ニコ生と他配信サイトを比較した場合の問題

 ニコ生はほかの配信サイトに比べてユーザーにとっての機能的な問題(「枠移動」があることや低画質であること等。ただコメントと放送のラグが少ないところは優れている。また他の配信サイトに比べて人がずっと多い)があったり、短絡的すぎる感情的反応としての誹謗中傷が多いというような問題(放送主がリスナーを制御しきれず無法地帯となっているような放送は見づらい…、でも「囲い」放送(生主の信者しかコメントしない)もつまらないんだよなぁ)も抱えているとは思うが、それを差し引いてもニコ生、リアルタイムで放送主がゲームをプレイしリスナーのコメントが返ってくる生放送という文化は面白いと思う。

最近面白いゲーム生主「シンジ」の魅力

 ここまで問題点を並べ立てるだけでニコ生の魅力を語っていないので、私が今面白いと感じているゲーム生主(生放送主)を挙げたいと思う。それは「シンジ」(シンジの放送しナイト!)である。ニコ生は良い場面を切り取ったような動画と違って、ある程度長い目で見る必要がある(30分ほど見ただけではその放送が面白いかどうかは判断しきれない)。また、コミュニティごとに共有されており、前提となっている情報を知らないと何で盛り上がっているのかわからないというようなことも起こる。ニコ生の魅力の一つは、リアルな人間関係を築かなくても「内輪ネタ」的な楽しみを享受できることなのかもしれない。

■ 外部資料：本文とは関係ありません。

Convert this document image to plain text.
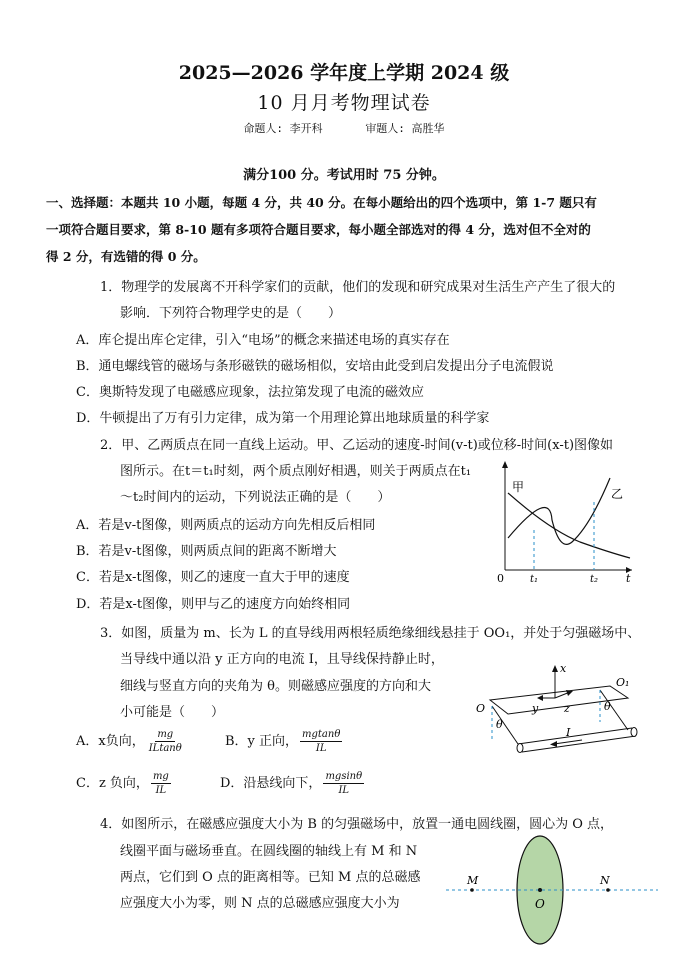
2025—2026 学年度上学期 2024 级
10 月月考物理试卷
命题人: 李开科	审题人: 高胜华
满分100 分。考试用时 75 分钟。
一、选择题：本题共 10 小题，每题 4 分，共 40 分。在每小题给出的四个选项中，第 1-7 题只有
一项符合题目要求，第 8-10 题有多项符合题目要求，每小题全部选对的得 4 分，选对但不全对的
得 2 分，有选错的得 0 分。
1．物理学的发展离不开科学家们的贡献，他们的发现和研究成果对生活生产产生了很大的
影响．下列符合物理学史的是（　　）
A．库仑提出库仑定律，引入“电场”的概念来描述电场的真实存在
B．通电螺线管的磁场与条形磁铁的磁场相似，安培由此受到启发提出分子电流假说
C．奥斯特发现了电磁感应现象，法拉第发现了电流的磁效应
D．牛顿提出了万有引力定律，成为第一个用理论算出地球质量的科学家
2．甲、乙两质点在同一直线上运动。甲、乙运动的速度-时间(v-t)或位移-时间(x-t)图像如
图所示。在t＝t₁时刻，两个质点刚好相遇，则关于两质点在t₁
～t₂时间内的运动，下列说法正确的是（　　）
A．若是v-t图像，则两质点的运动方向先相反后相同
B．若是v-t图像，则两质点间的距离不断增大
C．若是x-t图像，则乙的速度一直大于甲的速度
D．若是x-t图像，则甲与乙的速度方向始终相同
甲	乙
0	t₁	t₂	t
3．如图，质量为 m、长为 L 的直导线用两根轻质绝缘细线悬挂于 OO₁，并处于匀强磁场中、
当导线中通以沿 y 正方向的电流 I，且导线保持静止时，
细线与竖直方向的夹角为 θ。则磁感应强度的方向和大
小可能是（　　）
A．x负向， $\frac{mg}{ILtan\theta}$	B．y 正向， $\frac{mgtan\theta}{IL}$
C．z 负向， $\frac{mg}{IL}$	D．沿悬线向下， $\frac{mgsin\theta}{IL}$
x
y z
O
O₁
θ
θ
I
4．如图所示，在磁感应强度大小为 B 的匀强磁场中，放置一通电圆线圈，圆心为 O 点，
线圈平面与磁场垂直。在圆线圈的轴线上有 M 和 N
两点，它们到 O 点的距离相等。已知 M 点的总磁感
应强度大小为零，则 N 点的总磁感应强度大小为
M	N
O
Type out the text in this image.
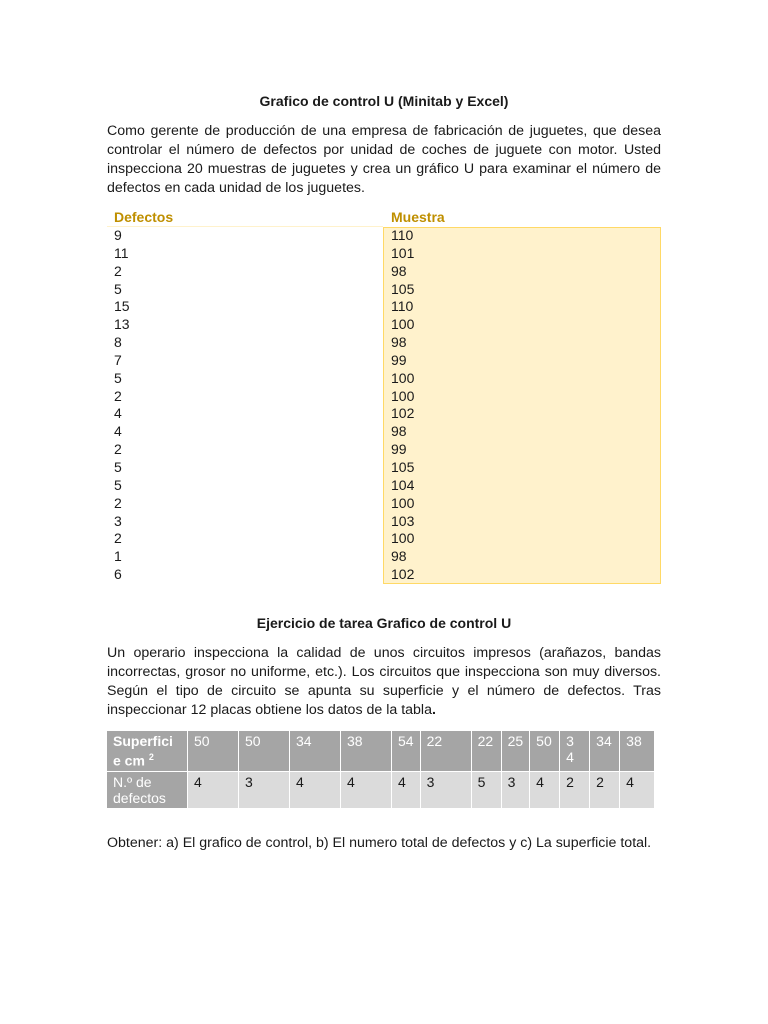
Grafico de control U (Minitab y Excel)
Como gerente de producción de una empresa de fabricación de juguetes, que desea controlar el número de defectos por unidad de coches de juguete con motor. Usted inspecciona 20 muestras de juguetes y crea un gráfico U para examinar el número de defectos en cada unidad de los juguetes.
Defectos	Muestra
9	110
11	101
2	98
5	105
15	110
13	100
8	98
7	99
5	100
2	100
4	102
4	98
2	99
5	105
5	104
2	100
3	103
2	100
1	98
6	102
Ejercicio de tarea Grafico de control U
Un operario inspecciona la calidad de unos circuitos impresos (arañazos, bandas incorrectas, grosor no uniforme, etc.). Los circuitos que inspecciona son muy diversos. Según el tipo de circuito se apunta su superficie y el número de defectos. Tras inspeccionar 12 placas obtiene los datos de la tabla.
Superfici
e cm $^2$	50	50	34	38	54	22	22	25	50	3 4	34	38
N.º de defectos	4	3	4	4	4	3	5	3	4	2	2	4
Obtener: a) El grafico de control, b) El numero total de defectos y c) La superficie total.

 シンジは、「俺についてこれる奴だけついてこい。それが嫌な奴は"あ、おまNG"。"コミュ抜けとけよ"」(要は嫌なら出ていけということ)という非常に好き嫌いが分かれるようなスタイルをとる。このスタイルは誰にでも真似のできるものではない。なぜなら魅力がないと誰も付いてこないからだ。そして彼の周りには、頻繁に1万円の電子マネーを送ってくる熱心なファンが何人かいる。そんな生主はそうそういない。
 シンジはセンスのある煽りと絶妙なユーモアで放送を盛り上げている。特に最近は自分の生活苦をネタにした身を削るようなユーモア(ウイイレ[ウイニングイレブン2017、サッカーゲーム]のガチャ[ギャンブル的な課金要素]をやって、「俺の時給が一分で消えたんだが~」とかだいぶ笑った)を繰り出してくるが、これもまた面白い。シンジの放送では、ネットでよく言われる「ワロタwww(真顔)」的な笑いではなく、声を出して笑ってしまうことがよくある。
 そして、リスナーとのやり取りも面白い。強気にゲームしているシンジが約10万円ものお金をウイイレのガチャに投じ強力な選手をそろえたにもかかわらず、試合に負けそうという状況で「俺気づいた。悪いのは選手じゃない。俺だ…」とつぶやき、リスナーが「www」「あ」「気づいちゃった感じだ?w」「気づくのちょっと遅いかもw」のようにいかにも軽い感じのコメントを返すのだがこれもけっこう好きだ。
 他にも定番の流れがあり、それはシンジが定期的に問いかける「お前ら~、好きな生主だれ~?」という質問に対し、リスナーは「ぬw」「ぬw」「ぬw」「ぬちやんw」のように返すというものがある。ここで言われている「ぬ」や「ぬちやん」というのは、約二か月前に引退を表明した(周囲には復帰を予想している者もいるが、おそらく過去に例のない休止期間である。私も新たな要素を引っ提げてカムバックしてほしいと願っている)ドラクエ生主等として知られる「ぬっきー」(ぬっきーの好きにせえや)のことである。配信スタイルに似ている部分があるためか、シンジとぬっきーはライバルのような関係だった。ぬっきーは過去のドラクエ10放送で伝説的な面白さを誇っていた(彼の魅力についてはまた別の記事で詳しく語りたいと思っている)ので、シンジの放送でぬっきーの名前を出して「シンジはつまらない。ぬっきー最強」のような煽りコメントをする人が現れたため、シンジは「ぬっきー」「ぬっちゃん(愛称)」というワードをNGにしていた。そのNGワードをかいくぐるために編み出されたぬっきーの呼び名が「ぬ」または「ぬちやん」である。しかし、ある時期を境にぬっきーの放送の質が著しく低下し、過疎りはじめたので今となっては煽り的な意味合いは薄れ、お約束の流れとして定着している。同様に、シンジが自分でいいプレイした時などに発する「今の何点?」という言葉に対して、リスナーが「32」「33」「33」「34」のように返答するという流れがあるが、この数字もぬっきーの年齢だと言われているものだ。
 まだまだ語りたいことはたくさんあるが、私が書いていることはシンジのリスナーならだれでも知っている程度のことであるし、印象的な出来事があったときに取っておきたいと思う。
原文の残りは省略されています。